We missed the chance to highlight eventual winners in some categories entirely, some big – like the inspiring Cinderella story of 28-year-old Daniel Gilbert’s Public Service award for an investigation chronicling the mismanagement of natural-gas royalties owed to thousands of land owners in southwest Virginia, written for the tiny Bristol, Va., Herald Courier – and some of which don’t usually fall under CJR’s gimlet-eyed purview as media critics (not to say there’s any topic too big or too small for us to tackle).

Those misses included dance critic Sarah Kaufman’s winning work in the Criticism category, the Dallas Morning News’ award-winning team in the Editorial Writing category, self-syndicated Editorial Cartooning category winner Mark Fiore for his work for SFGate.com, the winning Feature Photography work of the Denver Post’s Craig F. Walker, and Mary Chind’s award-winning Breaking News Photography for the Des Moines Register – as well as Breaking News Photography finalist, the Associated Press photo staff for their coverage of the war in Afghanistan.
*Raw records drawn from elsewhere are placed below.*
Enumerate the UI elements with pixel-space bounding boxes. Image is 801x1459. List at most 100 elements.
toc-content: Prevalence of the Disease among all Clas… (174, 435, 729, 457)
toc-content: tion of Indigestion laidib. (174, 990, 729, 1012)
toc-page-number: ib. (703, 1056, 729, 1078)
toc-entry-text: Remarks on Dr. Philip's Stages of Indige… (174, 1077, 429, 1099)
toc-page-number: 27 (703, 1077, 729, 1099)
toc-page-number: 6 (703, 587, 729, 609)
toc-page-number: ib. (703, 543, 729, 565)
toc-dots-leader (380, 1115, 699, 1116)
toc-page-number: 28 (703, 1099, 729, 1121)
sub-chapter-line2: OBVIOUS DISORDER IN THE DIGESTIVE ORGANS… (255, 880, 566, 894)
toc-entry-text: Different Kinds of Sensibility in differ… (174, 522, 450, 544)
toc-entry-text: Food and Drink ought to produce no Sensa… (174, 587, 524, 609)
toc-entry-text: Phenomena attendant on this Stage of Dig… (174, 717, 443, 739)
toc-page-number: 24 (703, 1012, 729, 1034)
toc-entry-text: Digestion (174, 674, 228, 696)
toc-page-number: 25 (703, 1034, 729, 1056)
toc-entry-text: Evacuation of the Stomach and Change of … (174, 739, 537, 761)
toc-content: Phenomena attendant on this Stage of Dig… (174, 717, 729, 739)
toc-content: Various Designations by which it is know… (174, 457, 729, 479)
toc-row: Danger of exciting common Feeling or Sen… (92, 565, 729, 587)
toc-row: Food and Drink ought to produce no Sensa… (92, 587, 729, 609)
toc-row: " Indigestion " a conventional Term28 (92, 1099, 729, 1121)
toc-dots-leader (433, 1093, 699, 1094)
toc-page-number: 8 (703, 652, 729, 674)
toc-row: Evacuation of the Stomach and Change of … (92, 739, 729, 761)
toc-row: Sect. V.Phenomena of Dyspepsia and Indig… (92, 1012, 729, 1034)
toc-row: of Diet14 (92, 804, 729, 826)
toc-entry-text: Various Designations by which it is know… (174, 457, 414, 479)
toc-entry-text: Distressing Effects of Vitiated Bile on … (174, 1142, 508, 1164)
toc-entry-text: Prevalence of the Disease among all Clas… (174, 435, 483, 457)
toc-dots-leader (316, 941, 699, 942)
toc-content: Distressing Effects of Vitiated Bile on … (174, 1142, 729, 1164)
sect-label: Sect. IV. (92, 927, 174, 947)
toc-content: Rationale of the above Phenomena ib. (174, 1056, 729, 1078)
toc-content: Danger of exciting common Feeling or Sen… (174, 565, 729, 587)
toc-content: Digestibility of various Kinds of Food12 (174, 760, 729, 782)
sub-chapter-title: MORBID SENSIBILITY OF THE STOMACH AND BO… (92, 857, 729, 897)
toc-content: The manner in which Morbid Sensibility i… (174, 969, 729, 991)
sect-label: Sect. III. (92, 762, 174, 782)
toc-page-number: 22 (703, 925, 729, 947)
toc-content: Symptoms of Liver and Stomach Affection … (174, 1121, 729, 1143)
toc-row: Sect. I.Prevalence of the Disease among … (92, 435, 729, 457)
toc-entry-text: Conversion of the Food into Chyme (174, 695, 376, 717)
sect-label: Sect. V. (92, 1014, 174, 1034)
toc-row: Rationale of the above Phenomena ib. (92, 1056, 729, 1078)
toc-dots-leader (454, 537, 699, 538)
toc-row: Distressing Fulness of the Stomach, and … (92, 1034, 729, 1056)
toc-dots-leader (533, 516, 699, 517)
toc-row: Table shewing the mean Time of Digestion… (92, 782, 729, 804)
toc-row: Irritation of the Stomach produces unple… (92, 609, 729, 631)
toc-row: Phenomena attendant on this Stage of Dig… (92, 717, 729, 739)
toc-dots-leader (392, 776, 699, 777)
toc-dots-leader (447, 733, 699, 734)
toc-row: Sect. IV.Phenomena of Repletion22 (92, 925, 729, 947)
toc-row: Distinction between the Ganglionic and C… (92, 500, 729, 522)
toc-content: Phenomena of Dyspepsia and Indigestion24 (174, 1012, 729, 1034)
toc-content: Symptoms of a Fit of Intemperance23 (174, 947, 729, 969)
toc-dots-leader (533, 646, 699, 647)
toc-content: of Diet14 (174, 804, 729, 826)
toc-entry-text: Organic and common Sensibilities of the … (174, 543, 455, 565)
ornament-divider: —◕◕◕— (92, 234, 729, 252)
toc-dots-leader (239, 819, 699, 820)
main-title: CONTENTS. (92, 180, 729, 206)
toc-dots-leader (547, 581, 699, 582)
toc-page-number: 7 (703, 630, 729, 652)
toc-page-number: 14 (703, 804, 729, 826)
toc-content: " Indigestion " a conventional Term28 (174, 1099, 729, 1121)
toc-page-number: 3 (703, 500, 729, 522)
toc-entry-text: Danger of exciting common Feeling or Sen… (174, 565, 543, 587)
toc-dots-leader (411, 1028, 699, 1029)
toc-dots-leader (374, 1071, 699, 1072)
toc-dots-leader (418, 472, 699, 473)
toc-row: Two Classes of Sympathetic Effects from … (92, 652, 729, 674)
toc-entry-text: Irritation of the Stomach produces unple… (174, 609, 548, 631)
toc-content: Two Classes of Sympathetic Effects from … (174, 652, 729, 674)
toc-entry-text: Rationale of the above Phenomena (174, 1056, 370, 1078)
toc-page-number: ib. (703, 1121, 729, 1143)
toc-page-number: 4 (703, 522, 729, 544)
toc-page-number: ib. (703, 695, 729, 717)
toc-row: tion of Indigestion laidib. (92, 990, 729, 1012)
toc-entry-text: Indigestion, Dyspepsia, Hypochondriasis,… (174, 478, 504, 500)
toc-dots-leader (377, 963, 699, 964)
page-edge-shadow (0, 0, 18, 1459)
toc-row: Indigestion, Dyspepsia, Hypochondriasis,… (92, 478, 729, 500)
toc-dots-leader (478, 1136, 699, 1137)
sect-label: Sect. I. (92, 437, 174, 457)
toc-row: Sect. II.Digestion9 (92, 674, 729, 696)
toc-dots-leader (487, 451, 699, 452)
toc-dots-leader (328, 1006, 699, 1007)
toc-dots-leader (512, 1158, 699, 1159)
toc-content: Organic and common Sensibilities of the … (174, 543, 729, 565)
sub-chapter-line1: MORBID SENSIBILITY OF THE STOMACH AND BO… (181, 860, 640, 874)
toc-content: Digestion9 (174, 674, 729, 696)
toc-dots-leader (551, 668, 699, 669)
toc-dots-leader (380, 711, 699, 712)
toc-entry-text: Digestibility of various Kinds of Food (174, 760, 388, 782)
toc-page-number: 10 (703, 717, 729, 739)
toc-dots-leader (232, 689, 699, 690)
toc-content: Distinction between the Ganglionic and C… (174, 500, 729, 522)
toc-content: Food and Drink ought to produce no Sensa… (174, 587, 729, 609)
But our former staffer, Megan Garber, did note the lack of a good descriptive term for Capt. Chesley Sullenberger’s now-famous Hudson River landing of US Airways flight 1549 – and chastised cable news’s breathless coverage of the landing as a “crash”. It turns out the best way to describe the plane’s harrowing fall from the sky wasn’t with words, but with images, which was what clinched the other finalist berth in the Breaking News Photography category for the New York Daily News photo staff. Well done, all.

Alexandra Fenwick is an assistant editor at CJR.